For a few days now I’ve had the line “finding who i am” as my MSN tagline, and not very few people were curious about what it meant (relatively speaking, many, since how often do people ask about your MSN name?)
Back in high school during one youth group meeting, Andrew Wong, an older student who had gone off to Moody Bible Institute (and is now a pastor in Toronto), returned and shared a short talk on what he learned about preparing yourself to date. I remember he said that the world normally suggests that you find ‘that perfect someone’. But what Christians really need to do is to prepare yourself to be ‘that perfect someone’. He had some other points too, but I don’t remember those ones very well now. After 5 years, I think I understand what he means.
If I want to treat my future wife properly, I’ll need to begin by treating myself properly. Because even if in the first few years I’ll treat her nice, eventually things will become more comfortable and normal, in all honesty. So the way I behave when alone and by myself will be the way I conduct myself after many years with another person. Another message I heard once was: “Love one another as yourself. But do we even love ourselves?” The world has turned into a place where people hate themselves, are ashamed of themselves, or wished they were someone else. If that’s not the case with you or me, it’s very possible that we don’t know how to love ourselves properly, still.
Here are some questions I wrote down in my journal to ask myself this week:
“What do I do when I am alone? This demonstrates how I treat other people in personal situations.
Do I let things slide and become messy?
Do I give my body junk?
Do I waste my time?
Do I settle for second best?
Do I manage my money wisely?
Am I comfortable with who I am and how I look or how I act?

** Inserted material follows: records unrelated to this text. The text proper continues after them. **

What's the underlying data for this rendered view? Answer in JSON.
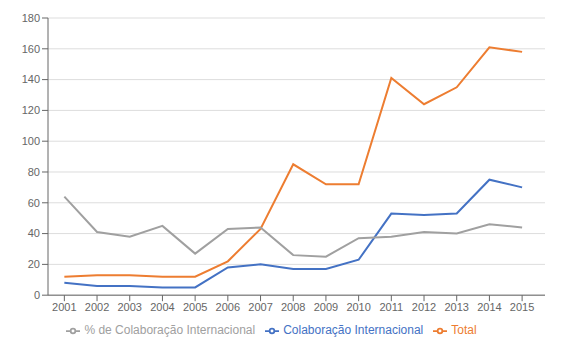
{
  "chart_data": {
    "type": "line",
    "x": [
      2001,
      2002,
      2003,
      2004,
      2005,
      2006,
      2007,
      2008,
      2009,
      2010,
      2011,
      2012,
      2013,
      2014,
      2015
    ],
    "xlim": [
      2000.5,
      2015.7
    ],
    "xticks": [
      2001,
      2002,
      2003,
      2004,
      2005,
      2006,
      2007,
      2008,
      2009,
      2010,
      2011,
      2012,
      2013,
      2014,
      2015
    ],
    "ylim": [
      0,
      180
    ],
    "yticks": [
      0,
      20,
      40,
      60,
      80,
      100,
      120,
      140,
      160,
      180
    ],
    "grid": "y",
    "legend": "bottom",
    "series": [
      {
        "name": "Colaboração Internacional",
        "color": "#4472C4",
        "values": [
          8,
          6,
          6,
          5,
          5,
          18,
          20,
          17,
          17,
          23,
          53,
          52,
          53,
          75,
          70
        ]
      },
      {
        "name": "Total",
        "color": "#ED7D31",
        "values": [
          12,
          13,
          13,
          12,
          12,
          22,
          43,
          85,
          72,
          72,
          141,
          124,
          135,
          161,
          158
        ]
      },
      {
        "name": "% de Colaboração Internacional",
        "color": "#A0A0A0",
        "values": [
          64,
          41,
          38,
          45,
          27,
          43,
          44,
          26,
          25,
          37,
          38,
          41,
          40,
          46,
          44
        ]
      }
    ]
  }
}
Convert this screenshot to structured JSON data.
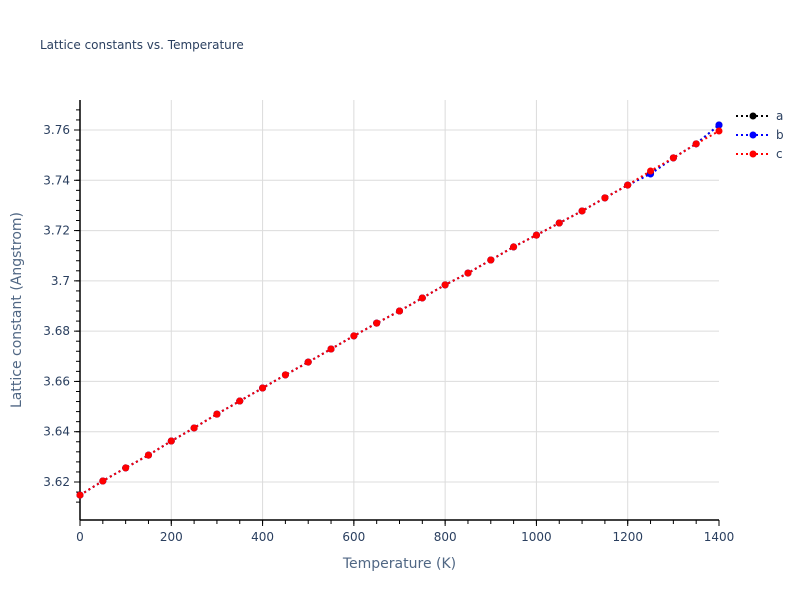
{
  "title": "Lattice constants vs. Temperature",
  "legend": [
    {
      "name": "a",
      "color": "#000000"
    },
    {
      "name": "b",
      "color": "#0000ff"
    },
    {
      "name": "c",
      "color": "#ff0000"
    }
  ],
  "chart_data": {
    "type": "line",
    "title": "Lattice constants vs. Temperature",
    "xlabel": "Temperature (K)",
    "ylabel": "Lattice constant (Angstrom)",
    "xlim": [
      0,
      1400
    ],
    "ylim": [
      3.6095,
      3.7715
    ],
    "xticks": [
      0,
      200,
      400,
      600,
      800,
      1000,
      1200,
      1400
    ],
    "yticks": [
      3.62,
      3.64,
      3.66,
      3.68,
      3.7,
      3.72,
      3.74,
      3.76
    ],
    "ytick_labels": [
      "3.62",
      "3.64",
      "3.66",
      "3.68",
      "3.7",
      "3.72",
      "3.74",
      "3.76"
    ],
    "grid": true,
    "legend_position": "top-right-outside",
    "line_style": "dotted with markers",
    "x": [
      0,
      50,
      100,
      150,
      200,
      250,
      300,
      350,
      400,
      450,
      500,
      550,
      600,
      650,
      700,
      750,
      800,
      850,
      900,
      950,
      1000,
      1050,
      1100,
      1150,
      1200,
      1250,
      1300,
      1350,
      1400
    ],
    "series": [
      {
        "name": "a",
        "color": "#000000",
        "values": [
          3.6148,
          3.6204,
          3.6256,
          3.6307,
          3.6363,
          3.6415,
          3.647,
          3.6522,
          3.6574,
          3.6626,
          3.6677,
          3.6729,
          3.6781,
          3.6832,
          3.688,
          3.6932,
          3.6984,
          3.7031,
          3.7083,
          3.7135,
          3.7182,
          3.723,
          3.7278,
          3.733,
          3.7381,
          3.7428,
          3.7489,
          3.7545,
          3.762
        ]
      },
      {
        "name": "b",
        "color": "#0000ff",
        "values": [
          3.6148,
          3.6204,
          3.6256,
          3.6307,
          3.6363,
          3.6415,
          3.647,
          3.6522,
          3.6574,
          3.6626,
          3.6677,
          3.6729,
          3.6781,
          3.6832,
          3.688,
          3.6932,
          3.6984,
          3.7031,
          3.7083,
          3.7135,
          3.7182,
          3.723,
          3.7278,
          3.733,
          3.7381,
          3.7425,
          3.7489,
          3.7545,
          3.762
        ]
      },
      {
        "name": "c",
        "color": "#ff0000",
        "values": [
          3.6148,
          3.6204,
          3.6256,
          3.6307,
          3.6363,
          3.6415,
          3.647,
          3.6522,
          3.6574,
          3.6626,
          3.6677,
          3.6729,
          3.6781,
          3.6832,
          3.688,
          3.6932,
          3.6984,
          3.7031,
          3.7083,
          3.7135,
          3.7182,
          3.723,
          3.7278,
          3.733,
          3.7381,
          3.7437,
          3.7489,
          3.7545,
          3.7596
        ]
      }
    ]
  }
}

Am I being honest with myself?”
For instance, washing the dishes needs to be done everyday. When, in the future, I may have a family, I won’t desire to wash the dishes more than I do now, but it will still need to be done. So I can practise now to love myself by keeping the kitchen, or my room, or the house, clean, so that in the future I’ll understand how to love my family by keeping the home in the same clean state.
Of course I’m still living on my own and that affords the freedom of when to or not to exercise these disciplines. Right now, as all my housemates are gone, and I’m the only one here, I can choose to be disciplined and I’ll know that my cleanliness has a direct effect on my living conditions — I have no excuse that things aren’t clean as a result of someone else’s mess.
How I spend my time is also an indicator of discipline. I’ve disconnected the television and that takes away the temptation of wasting time and viewing inappropriate content when unmonitored by my housemates. That leaves lots of time to do other productive things. In the past few days I’ve completed many tasks that needed to be done for a long time now. As the week has continued, it’s been more difficult to keep myself occupied with meaningful things, but reading books, updating my website design, and cooking nice meals aren’t meaningless things, nonetheless.
I took the guitar out and jammed a bit with Liz and another friend from Elora Road named Kyle. It was pretty exhausting, for some reason, playing songs for about an hour and a half. Quite unfortunate that I wasn’t able to play the grand piano in the sanctuary, however, since the elementary school kids were in there practising for the Christmas Pageant. Then I spent the rest of the night making dinner, processing my own film and printing the photos at Black’s (they turned out really well, a whole roll of good pictures!), and video editing at New House.
Did you know that it takes a long time to do video editing? 2 minutes worth of video for the Rocky Mountain Project party at Winter Conference took me 4 hours. From about 8pm till midnight. Craziness. But the time went by really fast. Hadn’t done video editing for a long time, probably since Summit in October.